Trastorno de la excitación sexual: qué es y cuáles son los síntomas para identificarlo
Casi el 40% de las mujeres reportan bajo deseo sexual y en hombres la incidencia oscila entre el 1% y el 20%
«El deseo sexual puede apagarse… pero también puede renacer cuando se abordan sus causas desde la comprensión, la ciencia y el amor. La sexualidad humana no se reduce a una función biológica: es una expresión compleja de conexión, tiempo y cuidado», asevera el Dr. François Peinado, urólogo y andrólogo, especialista en salud sexual masculina y cirugía de pene, quien recuerda que el tratamiento de estos trastornos requiere una visión integral donde la ciencia y la empatía trabajan juntas.
A su entender, el deseo, como cualquier otro aspecto de la salud, puede cuidarse, tratarse y reconstruirse. Pero lo más importante, sostiene el Dr. François Peinado, es analizar las causas médicas, hormonales y emocionales para ofrecer un tratamiento personalizado y basado en evidencia científica.
«Uno de los errores más frecuentes es interpretar la pérdida del deseo como una falta de afecto o atracción. En realidad, el trastorno del interés o la excitación sexual tiene múltiples causas: desequilibrios hormonales (andrógenos, estrógenos, prolactina); factores psicológicos, como ansiedad, depresión o baja autoestima; conflictos de pareja y comunicación deficiente; efectos secundarios de fármacos, anticonceptivos o antidepresivos; estrés laboral, insomnio o agotamiento emocional» relata el experto.
Falta persistente de deseo
El Dr. Peinado cita un reciente artículo de la Sexual Medicine Society of North America (SMSNA) que ha puesto sobre la mesa el trastorno del interés o de la excitación sexual (TIA). «Es un tema que afecta a millones de parejas y que sigue siendo un tabú. Esta alteración se manifiesta como una falta persistente de deseo y excitación sexual, acompañada de frustración o angustia que impacta profundamente en la vida de pareja”, afirma el urólogo, experto en cirugía de pene y salud del varón y jefe de Servicio de Urología y Andrología.
Según los datos más recientes, casi el 40% de las mujeres reportan bajo deseo sexual, y un tercio de ellas sufre consecuencias emocionales derivadas de ello. En hombres, la incidencia oscila entre el 1% y el 20%, dependiendo de la edad, aunque su impacto relacional y psicológico es igualmente significativo.
«Detrás de estos porcentajes hay parejas reales: vínculos que se enfrían, malentendidos, silencios y emociones no expresadas. Un punto clave que destaca la SMSNA es la importancia de la receptividad emocional. Cuando la persona afectada siente comprensión, escucha y empatía por parte de su pareja, la satisfacción sexual tiende a mejorar significativamente. La comunicación abierta y la empatía son mucho más eficaces que la presión o el reproche», recalca.

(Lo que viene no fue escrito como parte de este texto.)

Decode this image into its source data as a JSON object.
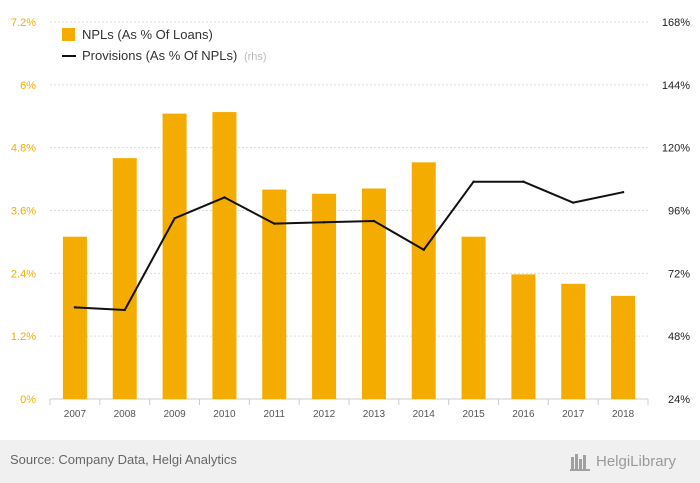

Hombres: ¿poco deseo o disfunción eréctil?
En los hombres, el bajo deseo sexual puede confundirse o coexistir con la disfunción eréctil (DE). «Muchos varones acuden a la consulta convencidos de que su problema es físico, cuando en realidad hay un componente psicológico o relacional de fondo. La ansiedad de desempeño, el miedo al fracaso o la tensión emocional con la pareja pueden reducir el deseo y dificultar la erección», explica el especialista.
Y añade: «Esta situación, a su vez, retroalimenta el círculo del problema: la inseguridad genera evitación, menos contacto íntimo y mayor distancia afectiva. Por eso, el tratamiento debe abordar la salud sexual como fenómeno de pareja, no solo individual. Cuando el hombre comprende que su erección no depende únicamente de ‘su potencia’, sino también del clima emocional y la conexión con su pareja, la relación cambia».
¿Cómo reconstruir la intimidad y recuperar el deseo?
«El deseo sexual no se recupera forzando encuentros ni imponiendo frecuencia», recomienda el Dr. Peinado, quien resume que se construye bajo estas premisas:
1. Cultivando la intimidad emocional:
2. Redescubriendo el contacto físico sin presión.
3. Recuperando la complicidad cotidiana.
4. Practicando la comunicación sincera.
5. Dedicando tiempo a gestos afectivos fuera del ámbito sexual.
«Los profesionales de la salud sexual insistimos en que la sexualidad no se mide por cantidad, sino por calidad y conexión. En muchos casos, la terapia sexual o de pareja, el apoyo psicológico y, cuando es necesario, el tratamiento hormonal o farmacológico pueden ser herramientas eficaces para restablecer el equilibrio y el bienestar sexual», concluye François Peinado Ibarra.